Department of Computational Biology and AI, Kcat Enzymatic Private Limited, #16, Ramakrishnappa Road, Cox Town, Bangalore, 560005, India.
Department of Biotechnology and Bioinformatics, JSS Academy of Higher Education and Research, Mysuru, 570015, India.
Sci Rep. 2024 Aug 2;14(1):17892. doi: 10.1038/s41598-024-60824-x.
Proteins possessing double active sites have the potential to revolutionise enzyme design strategies. This study extensively explored an enzyme that contains both a natural active site (NAS) and an engineered active site (EAS), focusing on understanding its structural and functional properties. Metadynamics simulations were employed to investigate how substrates interacted with their respective active sites. The results revealed that both the NAS and EAS exhibited similar minimum energy states, indicating comparable binding affinities. However, it became apparent that the EAS had a weaker binding site for the substrate due to its smaller pocket and constrained conformation. Interestingly, the EAS also displayed dynamic behaviour, with the substrate observed to move outside the pocket, suggesting the possibility of substrate translocation. To gain further insights, steered molecular dynamics (SMD) simulations were conducted to study the conformational changes of the substrate and its interactions with catalytic residues. Notably, the substrate adopted distinct conformations, including near-attack conformations, in both the EAS and NAS. Nevertheless, the NAS demonstrated superior binding minima for the substrate compared to the EAS, reinforcing the observation that the engineered active site was less favourable for substrate binding due to its limitations. The QM/MM (Quantum mechanics and molecular mechanics) analyses highlight the energy disparity between NAS and EAS. Specifically, EAS exhibited elevated energy levels due to its engineered active site being located on the surface. This positioning exposes the substrate to solvents and water molecules, adding to the energy challenge. Consequently, the engineered enzyme did not provide a significant advantage in substrate binding over the single active site protein. Further, the investigation of internal channels and tunnels within the protein shed light on the pathways facilitating transport between the two active sites. By unravelling the complex dynamics and functional characteristics of this double-active site protein, this study offers valuable insights into novel strategies of enzyme engineering. These findings establish a solid foundation for future research endeavours aimed at harnessing the potential of double-active site proteins in diverse biotechnological applications.

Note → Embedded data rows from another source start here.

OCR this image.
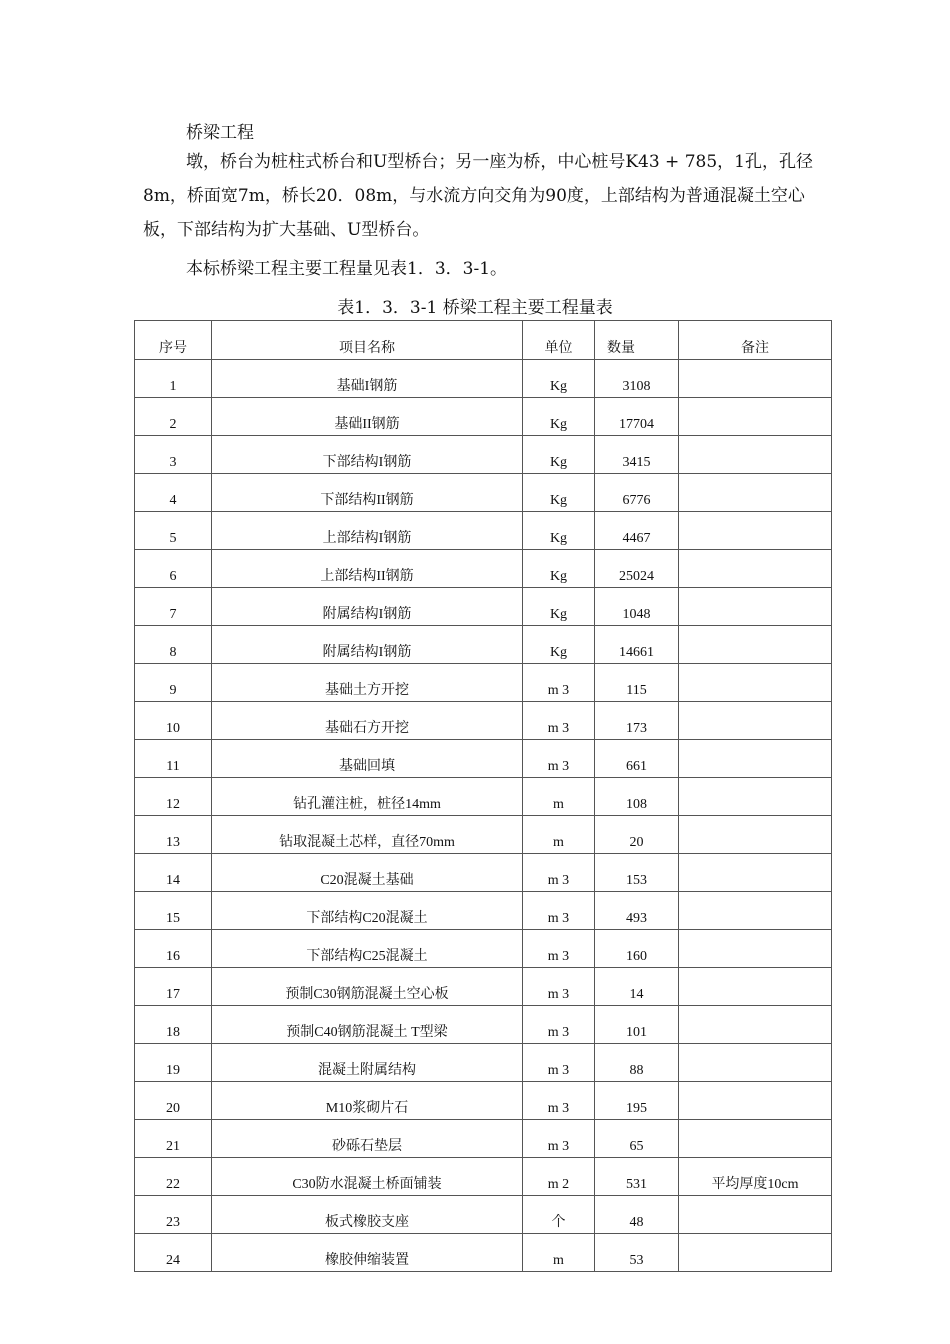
桥梁工程
墩，桥台为桩柱式桥台和U型桥台；另一座为桥，中心桩号K43 + 785，1孔，孔径8m，桥面宽7m，桥长20．08m，与水流方向交角为90度，上部结构为普通混凝土空心板，下部结构为扩大基础、U型桥台。
本标桥梁工程主要工程量见表1．3．3-1。
表1．3．3-1 桥梁工程主要工程量表
序号	项目名称	单位	数量	备注
1	基础I钢筋	Kg	3108	
2	基础II钢筋	Kg	17704	
3	下部结构I钢筋	Kg	3415	
4	下部结构II钢筋	Kg	6776	
5	上部结构I钢筋	Kg	4467	
6	上部结构II钢筋	Kg	25024	
7	附属结构I钢筋	Kg	1048	
8	附属结构I钢筋	Kg	14661	
9	基础土方开挖	m 3	115	
10	基础石方开挖	m 3	173	
11	基础回填	m 3	661	
12	钻孔灌注桩，桩径14mm	m	108	
13	钻取混凝土芯样，直径70mm	m	20	
14	C20混凝土基础	m 3	153	
15	下部结构C20混凝土	m 3	493	
16	下部结构C25混凝土	m 3	160	
17	预制C30钢筋混凝土空心板	m 3	14	
18	预制C40钢筋混凝土 T型梁	m 3	101	
19	混凝土附属结构	m 3	88	
20	M10浆砌片石	m 3	195	
21	砂砾石垫层	m 3	65	
22	C30防水混凝土桥面铺装	m 2	531	平均厚度10cm
23	板式橡胶支座	个	48	
24	橡胶伸缩装置	m	53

具有双活性位点的蛋白质有可能彻底改变酶设计策略。本研究广泛探索了一种既包含天然活性位点 (NAS) 又包含工程化活性位点 (EAS) 的酶,重点研究其结构和功能特性。元动力学模拟用于研究底物如何与其各自的活性位点相互作用。结果表明,NAS 和 EAS 都表现出相似的最低能量状态,表明结合亲和力相当。然而,显然由于较小的口袋和受限的构象,EAS 对底物的结合位点较弱。有趣的是,EAS 还表现出动态行为,观察到底物移出口袋外,表明存在底物易位的可能性。为了获得更深入的见解,进行了导向分子动力学 (SMD) 模拟以研究底物的构象变化及其与催化残基的相互作用。值得注意的是,底物在 EAS 和 NAS 中均采用了不同的构象,包括接近攻击构象。然而,NAS 表现出对底物更好的结合极小值,与观察到的工程化活性位点对底物结合不利的结果一致,这是由于其限制导致的。QM/MM(量子力学和分子力学)分析突出了 NAS 和 EAS 之间的能量差异。具体而言,由于工程化的活性位点位于表面,EAS 表现出升高的能级。这种定位使底物暴露于溶剂和水分子中,增加了能量挑战。因此,与具有单一活性位点的蛋白质相比,工程化酶在底物结合方面并没有提供显著优势。此外,对蛋白质内部通道和隧道的研究揭示了促进两个活性位点之间物质传输的途径。通过揭示这种双活性位点蛋白质的复杂动力学和功能特征,本研究为酶工程的新策略提供了有价值的见解。这些发现为未来旨在利用双活性位点蛋白质在各种生物技术应用中的潜力的研究奠定了坚实的基础。